Elucidating and supporting recent interdisciplinary critiques of orthodox accounts of
interpersonal understanding, it seeks to identify and analyse phenomena (reciprocal embodiment, space, interpersonal affects) that underpin an ability to relate to and interact with
others. In particular, it focuses how these phenomena mutually support each other to scaffold a sense of relatedness, which further shapes the course and development of interaction. In this way, interaction and senses of relatedness are dynamic, fluid processes that are mutually informing. Further, her PhD seeks to examine cases in which a sense of relatedness and interaction breakdown, in schizophrenia and depression, to explore alienation often at the core of both disorders. Doing so sheds light on the ‘everyday’ nature of interpersonal understanding.
Amanda was also awarded a first class bachelors degree (2003–2006) and her Masters’ (with distinction) in 2007 by the University of Durham.
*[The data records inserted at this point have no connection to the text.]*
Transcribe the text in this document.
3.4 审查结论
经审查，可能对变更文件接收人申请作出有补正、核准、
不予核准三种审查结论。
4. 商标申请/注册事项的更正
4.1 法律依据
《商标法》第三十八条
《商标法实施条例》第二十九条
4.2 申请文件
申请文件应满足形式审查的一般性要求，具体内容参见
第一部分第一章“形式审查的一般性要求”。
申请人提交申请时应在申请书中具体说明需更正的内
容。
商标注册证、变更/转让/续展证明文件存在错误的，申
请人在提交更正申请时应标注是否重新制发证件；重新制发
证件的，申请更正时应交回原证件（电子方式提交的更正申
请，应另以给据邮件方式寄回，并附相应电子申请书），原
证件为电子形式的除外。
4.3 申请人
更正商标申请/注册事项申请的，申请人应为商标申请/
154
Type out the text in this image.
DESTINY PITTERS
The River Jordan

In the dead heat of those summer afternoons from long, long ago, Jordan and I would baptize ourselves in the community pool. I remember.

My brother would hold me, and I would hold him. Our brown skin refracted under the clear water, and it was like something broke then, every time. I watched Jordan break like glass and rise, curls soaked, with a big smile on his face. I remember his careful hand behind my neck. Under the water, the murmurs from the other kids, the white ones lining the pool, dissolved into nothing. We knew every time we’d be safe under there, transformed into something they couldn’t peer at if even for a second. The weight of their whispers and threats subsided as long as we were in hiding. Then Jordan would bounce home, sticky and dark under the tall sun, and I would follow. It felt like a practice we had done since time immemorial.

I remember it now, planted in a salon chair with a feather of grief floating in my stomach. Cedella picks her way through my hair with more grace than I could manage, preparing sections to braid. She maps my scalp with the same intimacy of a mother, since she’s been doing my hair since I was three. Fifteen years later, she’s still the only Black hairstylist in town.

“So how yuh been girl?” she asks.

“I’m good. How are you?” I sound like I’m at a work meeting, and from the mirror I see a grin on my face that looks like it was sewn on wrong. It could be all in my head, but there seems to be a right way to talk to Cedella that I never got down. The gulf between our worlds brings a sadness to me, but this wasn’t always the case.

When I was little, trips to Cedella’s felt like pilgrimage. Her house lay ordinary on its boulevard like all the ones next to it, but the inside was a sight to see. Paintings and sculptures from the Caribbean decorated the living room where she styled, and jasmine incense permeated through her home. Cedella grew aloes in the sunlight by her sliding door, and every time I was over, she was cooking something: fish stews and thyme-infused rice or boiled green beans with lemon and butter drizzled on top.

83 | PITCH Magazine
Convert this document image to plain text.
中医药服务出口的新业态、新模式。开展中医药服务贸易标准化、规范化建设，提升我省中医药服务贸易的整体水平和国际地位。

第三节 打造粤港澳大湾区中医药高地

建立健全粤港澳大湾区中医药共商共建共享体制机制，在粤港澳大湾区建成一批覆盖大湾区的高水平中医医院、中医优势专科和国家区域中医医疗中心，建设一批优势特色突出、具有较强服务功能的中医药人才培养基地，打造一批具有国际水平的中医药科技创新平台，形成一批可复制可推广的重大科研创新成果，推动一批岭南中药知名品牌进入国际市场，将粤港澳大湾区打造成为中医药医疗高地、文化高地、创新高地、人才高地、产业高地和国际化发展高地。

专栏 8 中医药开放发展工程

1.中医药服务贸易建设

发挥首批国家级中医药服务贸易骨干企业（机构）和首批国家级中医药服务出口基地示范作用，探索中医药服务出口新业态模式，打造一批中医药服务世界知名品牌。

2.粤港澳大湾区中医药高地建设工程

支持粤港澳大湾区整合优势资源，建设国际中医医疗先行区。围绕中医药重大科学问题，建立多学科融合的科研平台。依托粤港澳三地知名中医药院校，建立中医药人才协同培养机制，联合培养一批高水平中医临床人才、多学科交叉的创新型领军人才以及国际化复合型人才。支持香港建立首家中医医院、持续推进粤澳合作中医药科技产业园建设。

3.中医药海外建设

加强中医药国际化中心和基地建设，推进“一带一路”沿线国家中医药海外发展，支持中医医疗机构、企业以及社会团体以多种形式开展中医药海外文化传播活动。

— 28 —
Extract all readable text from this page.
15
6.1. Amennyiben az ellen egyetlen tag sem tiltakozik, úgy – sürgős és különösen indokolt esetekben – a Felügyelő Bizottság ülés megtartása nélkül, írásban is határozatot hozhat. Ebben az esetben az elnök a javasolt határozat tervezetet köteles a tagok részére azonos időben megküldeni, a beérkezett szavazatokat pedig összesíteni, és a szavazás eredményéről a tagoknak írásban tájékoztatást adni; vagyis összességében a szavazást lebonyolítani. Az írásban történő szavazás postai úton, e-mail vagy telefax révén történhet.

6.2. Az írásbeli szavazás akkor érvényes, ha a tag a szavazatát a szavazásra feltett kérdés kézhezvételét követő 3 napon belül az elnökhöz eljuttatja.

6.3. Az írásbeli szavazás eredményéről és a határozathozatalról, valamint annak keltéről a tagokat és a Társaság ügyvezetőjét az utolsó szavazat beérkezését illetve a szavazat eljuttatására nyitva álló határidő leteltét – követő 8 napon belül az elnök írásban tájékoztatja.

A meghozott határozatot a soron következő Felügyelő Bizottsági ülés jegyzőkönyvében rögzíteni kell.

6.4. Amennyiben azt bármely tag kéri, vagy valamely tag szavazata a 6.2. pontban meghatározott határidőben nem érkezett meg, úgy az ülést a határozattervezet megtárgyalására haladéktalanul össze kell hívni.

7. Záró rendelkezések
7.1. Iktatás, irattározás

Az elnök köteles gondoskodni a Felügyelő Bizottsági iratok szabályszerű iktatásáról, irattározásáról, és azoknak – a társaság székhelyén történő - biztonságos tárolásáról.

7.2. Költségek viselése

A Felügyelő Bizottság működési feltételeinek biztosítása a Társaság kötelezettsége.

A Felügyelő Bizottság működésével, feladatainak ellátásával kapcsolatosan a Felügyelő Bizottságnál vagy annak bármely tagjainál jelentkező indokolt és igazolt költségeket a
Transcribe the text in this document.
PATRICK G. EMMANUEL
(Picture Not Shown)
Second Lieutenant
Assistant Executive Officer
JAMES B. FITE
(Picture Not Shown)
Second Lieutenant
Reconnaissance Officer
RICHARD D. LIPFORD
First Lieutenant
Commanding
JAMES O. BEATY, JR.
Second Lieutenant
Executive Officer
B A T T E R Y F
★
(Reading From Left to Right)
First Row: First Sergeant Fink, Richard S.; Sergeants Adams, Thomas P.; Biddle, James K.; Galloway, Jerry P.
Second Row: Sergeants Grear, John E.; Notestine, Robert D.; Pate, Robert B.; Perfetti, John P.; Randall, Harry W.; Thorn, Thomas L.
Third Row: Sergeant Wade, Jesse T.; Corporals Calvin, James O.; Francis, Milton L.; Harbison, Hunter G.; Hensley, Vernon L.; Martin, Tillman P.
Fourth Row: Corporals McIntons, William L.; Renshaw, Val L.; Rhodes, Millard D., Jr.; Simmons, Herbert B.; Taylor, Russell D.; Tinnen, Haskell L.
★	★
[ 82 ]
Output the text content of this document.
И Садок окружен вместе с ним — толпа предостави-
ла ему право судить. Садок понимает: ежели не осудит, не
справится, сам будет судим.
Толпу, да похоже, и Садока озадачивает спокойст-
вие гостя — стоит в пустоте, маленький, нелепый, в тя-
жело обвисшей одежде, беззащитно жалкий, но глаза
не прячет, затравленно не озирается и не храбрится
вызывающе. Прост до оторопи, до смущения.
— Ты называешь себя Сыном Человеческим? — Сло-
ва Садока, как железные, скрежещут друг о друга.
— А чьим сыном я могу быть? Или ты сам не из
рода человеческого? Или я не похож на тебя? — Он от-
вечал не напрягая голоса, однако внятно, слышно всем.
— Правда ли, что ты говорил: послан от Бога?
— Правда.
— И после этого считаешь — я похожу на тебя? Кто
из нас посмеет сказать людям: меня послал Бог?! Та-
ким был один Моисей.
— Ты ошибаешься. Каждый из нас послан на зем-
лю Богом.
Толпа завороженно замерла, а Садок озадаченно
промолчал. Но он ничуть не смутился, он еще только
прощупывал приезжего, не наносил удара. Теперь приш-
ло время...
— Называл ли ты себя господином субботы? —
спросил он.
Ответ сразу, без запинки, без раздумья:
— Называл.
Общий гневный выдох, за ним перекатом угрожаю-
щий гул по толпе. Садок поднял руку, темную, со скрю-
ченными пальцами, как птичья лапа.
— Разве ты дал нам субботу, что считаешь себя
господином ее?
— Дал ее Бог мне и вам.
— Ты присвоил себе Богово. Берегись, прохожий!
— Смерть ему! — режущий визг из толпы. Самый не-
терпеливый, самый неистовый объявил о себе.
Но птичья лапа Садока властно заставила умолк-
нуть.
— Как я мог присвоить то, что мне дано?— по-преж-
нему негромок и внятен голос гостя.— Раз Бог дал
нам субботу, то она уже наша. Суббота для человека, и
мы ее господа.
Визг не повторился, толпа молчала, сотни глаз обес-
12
She was an AHRC Doctoral Award holder and was invited to become a RIP Jacobsen Fellow in 2008. She is an active participant and collaborator in the phenomenology subgroup of the VW European Platform funded project ‘Pain: Why Others Matter/Psychological, Philosophical and Neuroscientific Perspectives’ and the
AHRC/DFG-funded project ‘Emotional Experience in Depression: A Philosophical Study’ (Principal Investigators: Prof Matthew Ratcliffe, Durham, UK, and Prof Achim Stephan, Osnabrück). She is committed to research which brings the methodology of phenomenology to bear on understanding selfhood, otherness, and intersubjectivity, across disciplines, in the context of both healthy and pathological experience and has broad interests within phenomenology,
philosophy of mind and psychiatry, and developmental psychology.